In the article, “Household, Gender, and Property in Classical Athens,” Lin Foxhall examines how the household influenced various aspects of daily lives of classical Athenians. In the modern world, households form the primary basis for the expression of kinship, age, sex roles, socialization as well as economic cooperation. The article thus examines whether the household had such an influence in classical Athens, especially on gender roles and ownership of property. The author focuses on the issue of male dominance in classical Athens where women were assumed to play minor roles in making decisions. The author argues that although women could not own property, it is wrong to assume that they played a minor role in determining how their households would use those resources. The author reveals that normally the property is not used by individuals that mean decisions about its usage could be made by other individuals in the household other than the one who owns it legally.
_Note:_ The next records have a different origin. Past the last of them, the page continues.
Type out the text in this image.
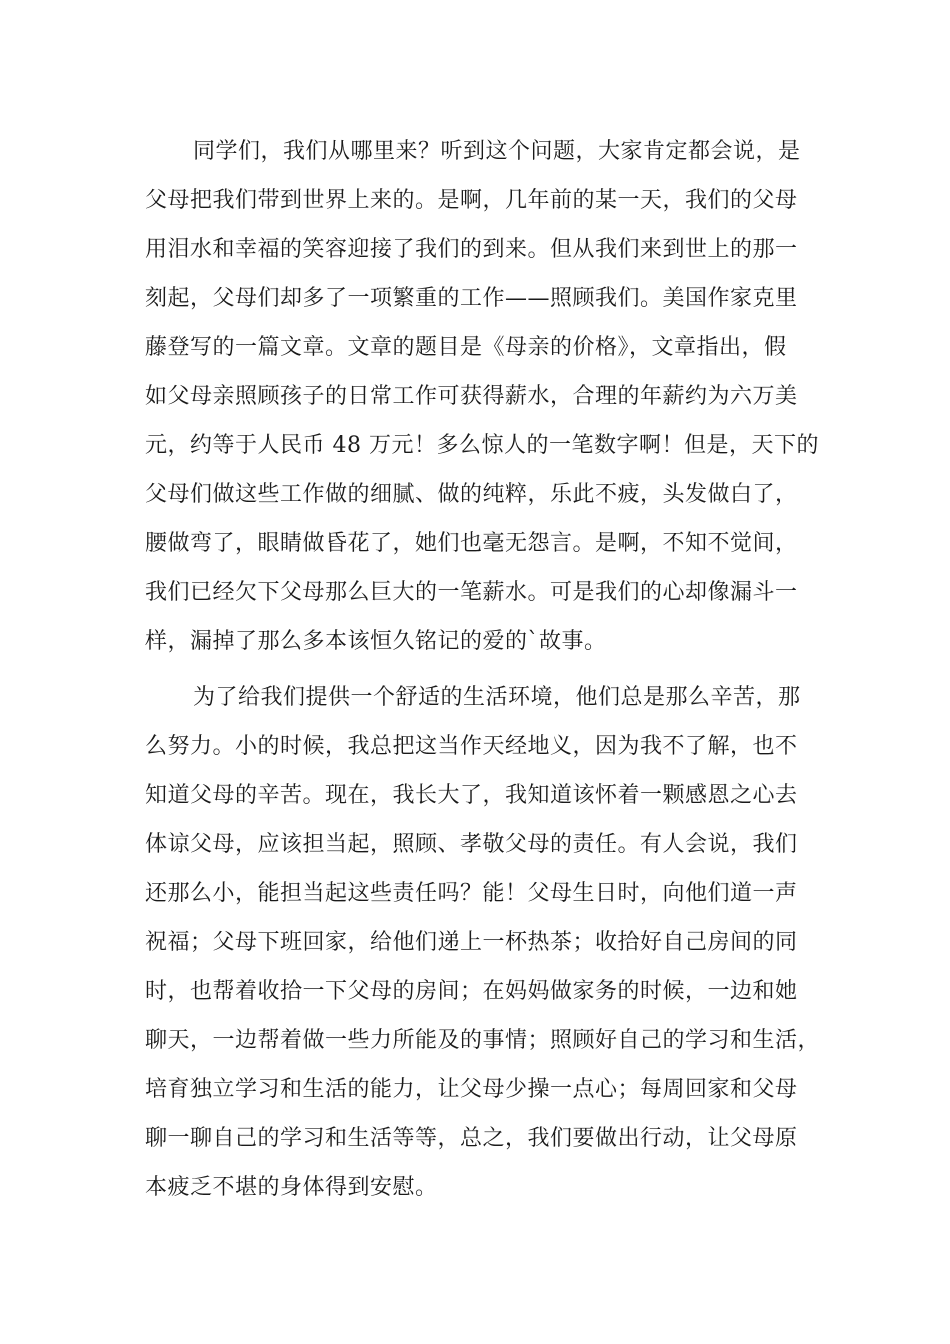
同学们，我们从哪里来？听到这个问题，大家肯定都会说，是
父母把我们带到世界上来的。是啊，几年前的某一天，我们的父母
用泪水和幸福的笑容迎接了我们的到来。但从我们来到世上的那一
刻起，父母们却多了一项繁重的工作——照顾我们。美国作家克里
藤登写的一篇文章。文章的题目是《母亲的价格》，文章指出，假
如父母亲照顾孩子的日常工作可获得薪水，合理的年薪约为六万美
元，约等于人民币 48 万元！多么惊人的一笔数字啊！但是，天下的
父母们做这些工作做的细腻、做的纯粹，乐此不疲，头发做白了，
腰做弯了，眼睛做昏花了，她们也毫无怨言。是啊，不知不觉间，
我们已经欠下父母那么巨大的一笔薪水。可是我们的心却像漏斗一
样，漏掉了那么多本该恒久铭记的爱的`故事。
为了给我们提供一个舒适的生活环境，他们总是那么辛苦，那
么努力。小的时候，我总把这当作天经地义，因为我不了解，也不
知道父母的辛苦。现在，我长大了，我知道该怀着一颗感恩之心去
体谅父母，应该担当起，照顾、孝敬父母的责任。有人会说，我们
还那么小，能担当起这些责任吗？能！父母生日时，向他们道一声
祝福；父母下班回家，给他们递上一杯热茶；收拾好自己房间的同
时，也帮着收拾一下父母的房间；在妈妈做家务的时候，一边和她
聊天，一边帮着做一些力所能及的事情；照顾好自己的学习和生活，
培育独立学习和生活的能力，让父母少操一点心；每周回家和父母
聊一聊自己的学习和生活等等，总之，我们要做出行动，让父母原
本疲乏不堪的身体得到安慰。
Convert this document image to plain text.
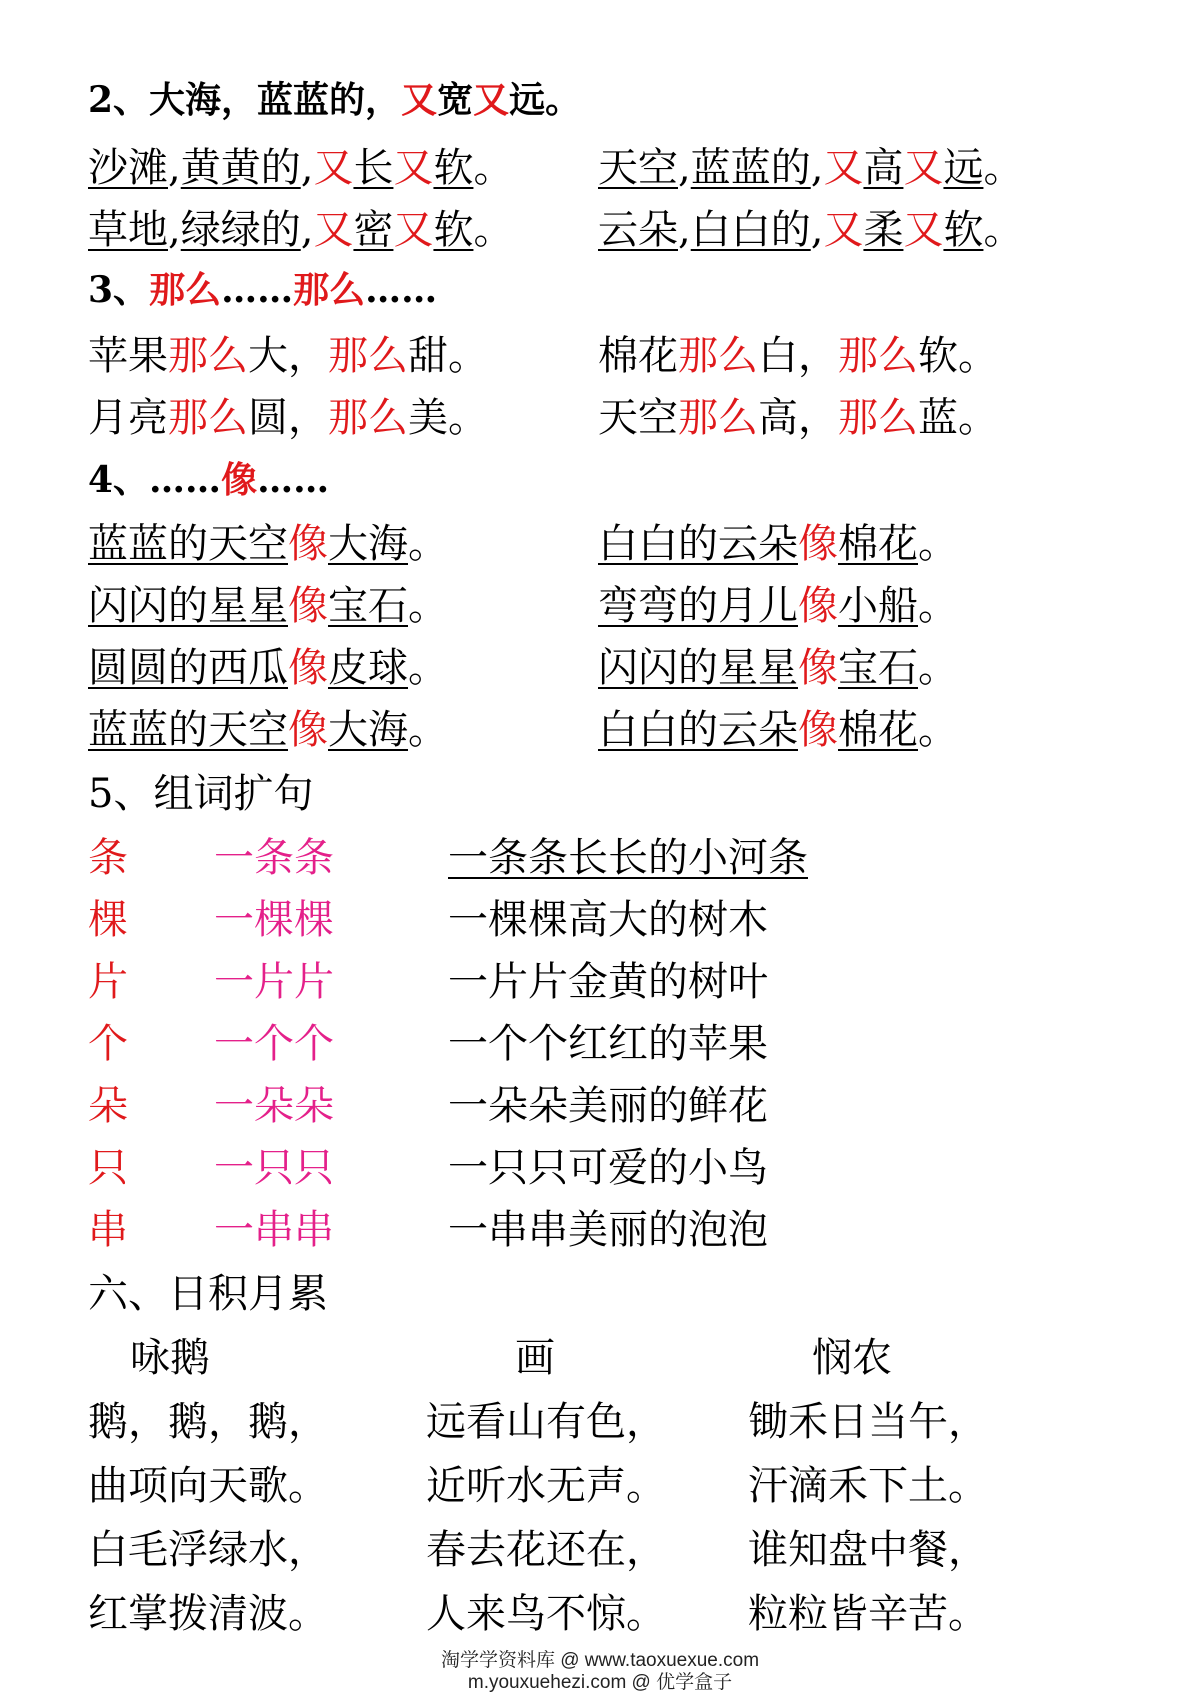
2、大海，蓝蓝的，又宽又远。
沙滩,黄黄的,又长又软。 天空,蓝蓝的,又高又远。
草地,绿绿的,又密又软。 云朵,白白的,又柔又软。
3、那么……那么……
苹果那么大，那么甜。	棉花那么白，那么软。
月亮那么圆，那么美。	天空那么高，那么蓝。
4、……像……
蓝蓝的天空像大海。	白白的云朵像棉花。
闪闪的星星像宝石。	弯弯的月儿像小船。
圆圆的西瓜像皮球。	闪闪的星星像宝石。
蓝蓝的天空像大海。	白白的云朵像棉花。
5、组词扩句
条 一条条	一条条长长的小河条
棵 一棵棵	一棵棵高大的树木
片 一片片	一片片金黄的树叶
个 一个个	一个个红红的苹果
朵 一朵朵	一朵朵美丽的鲜花
只 一只只	一只只可爱的小鸟
串 一串串	一串串美丽的泡泡
六、日积月累
咏鹅	画	悯农
鹅，鹅，鹅， 远看山有色， 锄禾日当午，
曲项向天歌。 近听水无声。 汗滴禾下土。
白毛浮绿水， 春去花还在， 谁知盘中餐，
红掌拨清波。 人来鸟不惊。 粒粒皆辛苦。
淘学学资料库 @ www.taoxuexue.com
m.youxuehezi.com @ 优学盒子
Due to this, the author argues that it is likely that an Athenian wife could have had a major influence on decisions relating to her household’s property.
The author reveals that definition of gender varied depending on the context; in the household context, male and female operated as a single entity where they made decisions as a single unit. While in the community context, male and female were separate and only males made decisions on behalf of everyone. Foxhall highlights this difference in assigning gender roles and defining property ownership rights. In the community, women had no right to make decisions in regards to property, but in their households, a social entity, their opinions were taken into consideration before making a single decision as a household. Although men could have had more say in household decisions, interests of the women in those households were not entirely submerged.
Foxhall claims many scholars’ conclude that women did not own property in classical Athens based on the meaning that “ownership” of property gives the owner right and ability to dispose of the property. However, the author points out that although men possessed the properties, their women had right to use them. In practice, the individual who has the power to use property may derive more happiness from that property than the one who has right of possession and does not use the property. The article also points out that it is contradictory to say women did not own property in the context of “masters and slaves.” In Classical Athens, masters were different from salves in that while they could use the property as they wished, slaves could not. In this context, the wife of the master also belonged to the masters’ group and thus had rights to use her husband’s property compared to their slaves.
In addition, although a woman was allowed to own her dowry; the laws barred women from the public arena where properties were traded. Due to this, it was impossible for women to dispose of their property (even those given as dowry). Foxhall also reveals that although men were seen to wield absolute power in public, the same cannot be said of them when they retreated to their private households where they integrated with their women (wife, sisters, and aunts among others). Foxhall also points out that the property discrimination against women greatly limited their civic privileges as property played a major role in interactions between individual and the state. Because women did not own property, their interaction with the state was limited.
This ideal had a great effect on the evolution of custom and law concerning women relationship to property. The article reveals that relationship of women to property was different to that of men. Property that belonged to a woman in her life even her dowry had to be transferred to a man after her death; a woman’s right to use and enjoy a sense of ownership was in the comfort of her household. This article thus implies that an Athenian woman only had an ephemeral relationship to property; After a woman’s death, transmission of ”her” property to her future generation was determined by the men in her life, mostly her husband. The article provides a basis to investigate further the ephemeral relationship Athenian women had with their property. It would also be important to investigate how ownership of the property has changed across generations. The article can also be used as a good reference to compare ownership of property today, the role of households in ownership of property as well as the legal rights of the modern woman regarding ownership of property and the practices of the classical Athenians.